A 2025 theoretical breakthrough (Chen et al., arXiv, March/April 2025) proves that MIPS is equivalent to Euclidean NNS by simply scaling the query vector by a sufficiently large factor. This enables direct use of optimized NNS graph indices (SSG, MRNG) without the distortion introduced by earlier augmentation schemes. Their MAG (Metric-Amphibious Graph) algorithm blends inner-product and Euclidean edges for optimal connectivity, yielding order-of-magnitude speedups over prior MIPS-specific methods.

Key Algorithms

Asymmetric LSH for MIPS. Standard LSH requires a metric distance, which inner product is not. Asymmetric LSH handles this by applying different hash functions to queries and database vectors, compensating for norm biases.²⁾ While it provides sublinear query time guarantees, it has been largely surpassed by graph and quantization methods for practical high-dimensional workloads.

Graph-Based Methods. These dominate the 2025 MIPS landscape. ip-NSW+ (Liu et al., 2019) uses angular (cosine) graphs with two-phase search, achieving 11x speedup over inner-product-only graph walks. SSG+PSP and MAG (Chen et al., 2025) deliver order-of-magnitude gains through adaptive edge pruning and query scaling. Graph-based methods benefit from the navigable small-world property and can leverage existing HNSW implementations with minor modifications.

Quantization-Based Methods. ScaNN uses anisotropic vector quantization specifically optimized for inner product scoring, achieving state-of-the-art speed-recall tradeoffs.³⁾ FAISS supports MIPS through its IndexFlatIP and IVF indexes with inner product distance.

BanditMIPS takes a fundamentally different approach, treating MIPS as a multi-armed bandit problem. It achieves $O(1)$ complexity in dimension $d$ (versus prior $O(\sqrt{d})$) by using randomized coordinate sampling to estimate inner products, dramatically speeding up search in very high dimensions.⁴⁾

Sparse MIPS. SINDI (Li et al., 2025) addresses sparse vector MIPS with SIMD-optimized inverted indexes and aggressive pruning, achieving >99% recall at high queries-per-second. This is critical for hybrid dense-sparse retrieval in production RAG systems.

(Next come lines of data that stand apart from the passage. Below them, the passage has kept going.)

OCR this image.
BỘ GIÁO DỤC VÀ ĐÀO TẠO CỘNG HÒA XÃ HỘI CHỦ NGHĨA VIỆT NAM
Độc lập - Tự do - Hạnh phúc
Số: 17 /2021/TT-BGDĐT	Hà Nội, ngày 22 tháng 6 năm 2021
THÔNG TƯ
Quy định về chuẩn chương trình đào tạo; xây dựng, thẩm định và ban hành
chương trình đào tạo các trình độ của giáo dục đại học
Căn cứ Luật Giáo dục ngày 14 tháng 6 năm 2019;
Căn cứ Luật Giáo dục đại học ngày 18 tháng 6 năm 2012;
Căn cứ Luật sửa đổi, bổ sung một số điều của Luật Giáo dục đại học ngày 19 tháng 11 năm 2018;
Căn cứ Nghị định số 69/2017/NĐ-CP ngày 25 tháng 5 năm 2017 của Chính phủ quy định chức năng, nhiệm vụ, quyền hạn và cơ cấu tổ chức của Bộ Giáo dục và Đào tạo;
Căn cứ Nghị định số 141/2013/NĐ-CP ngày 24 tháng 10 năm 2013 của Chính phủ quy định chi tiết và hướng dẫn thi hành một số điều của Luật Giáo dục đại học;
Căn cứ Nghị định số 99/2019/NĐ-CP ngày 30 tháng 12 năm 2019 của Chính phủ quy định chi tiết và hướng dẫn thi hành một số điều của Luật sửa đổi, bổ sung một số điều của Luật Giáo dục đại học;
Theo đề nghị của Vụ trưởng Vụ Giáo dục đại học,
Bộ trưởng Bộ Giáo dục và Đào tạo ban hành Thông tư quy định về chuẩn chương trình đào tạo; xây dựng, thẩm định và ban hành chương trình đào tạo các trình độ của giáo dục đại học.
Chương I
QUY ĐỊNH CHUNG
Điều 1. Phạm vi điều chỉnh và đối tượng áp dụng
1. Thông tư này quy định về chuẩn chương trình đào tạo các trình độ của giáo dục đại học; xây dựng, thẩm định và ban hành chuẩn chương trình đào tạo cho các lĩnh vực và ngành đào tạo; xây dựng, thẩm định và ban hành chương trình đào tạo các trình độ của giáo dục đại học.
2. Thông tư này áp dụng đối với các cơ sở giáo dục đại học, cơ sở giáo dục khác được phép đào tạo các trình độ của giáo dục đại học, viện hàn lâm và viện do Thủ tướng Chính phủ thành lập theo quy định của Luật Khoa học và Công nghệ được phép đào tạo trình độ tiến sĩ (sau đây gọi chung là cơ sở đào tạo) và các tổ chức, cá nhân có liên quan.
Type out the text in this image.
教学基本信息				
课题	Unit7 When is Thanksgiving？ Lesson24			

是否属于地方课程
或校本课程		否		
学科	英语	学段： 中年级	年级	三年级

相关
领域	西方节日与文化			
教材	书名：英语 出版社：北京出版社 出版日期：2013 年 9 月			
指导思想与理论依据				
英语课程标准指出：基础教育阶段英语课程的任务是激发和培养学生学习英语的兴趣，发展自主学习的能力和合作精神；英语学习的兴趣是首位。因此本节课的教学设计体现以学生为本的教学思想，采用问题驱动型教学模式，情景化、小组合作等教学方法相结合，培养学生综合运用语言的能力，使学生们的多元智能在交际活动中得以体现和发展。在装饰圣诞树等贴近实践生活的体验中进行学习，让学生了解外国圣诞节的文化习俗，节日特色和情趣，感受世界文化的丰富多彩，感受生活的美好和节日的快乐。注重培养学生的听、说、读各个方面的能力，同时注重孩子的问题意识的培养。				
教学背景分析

Applications in Retrieval-Augmented Generation

MIPS is the core operation underlying retrieval-augmented generation for AI agents. When an agent encodes a query and searches its long-term memory for relevant documents, it performs MIPS (or approximate MIPS) against its embedding database. The choice of inner product over cosine similarity matters when embedding magnitudes carry meaning, such as document importance scores or confidence levels.

In recommendation systems, MIPS maximizes user-item inner products $\langle \mathbf{u}, \mathbf{v} \rangle$ where vector magnitudes reflect preference strength or item popularity. Production systems at companies like Shopee and Ant Group use VSAG (Vector Search Approximate Graph) implementations for $k$-MIPS to retrieve diverse top-$k$ items.

Hybrid dense-sparse MIPS (as in SINDI) supports multilingual production retrieval by combining dense embedding similarity with sparse term-matching signals, integrating with inverted indexes for information retrieval at scale.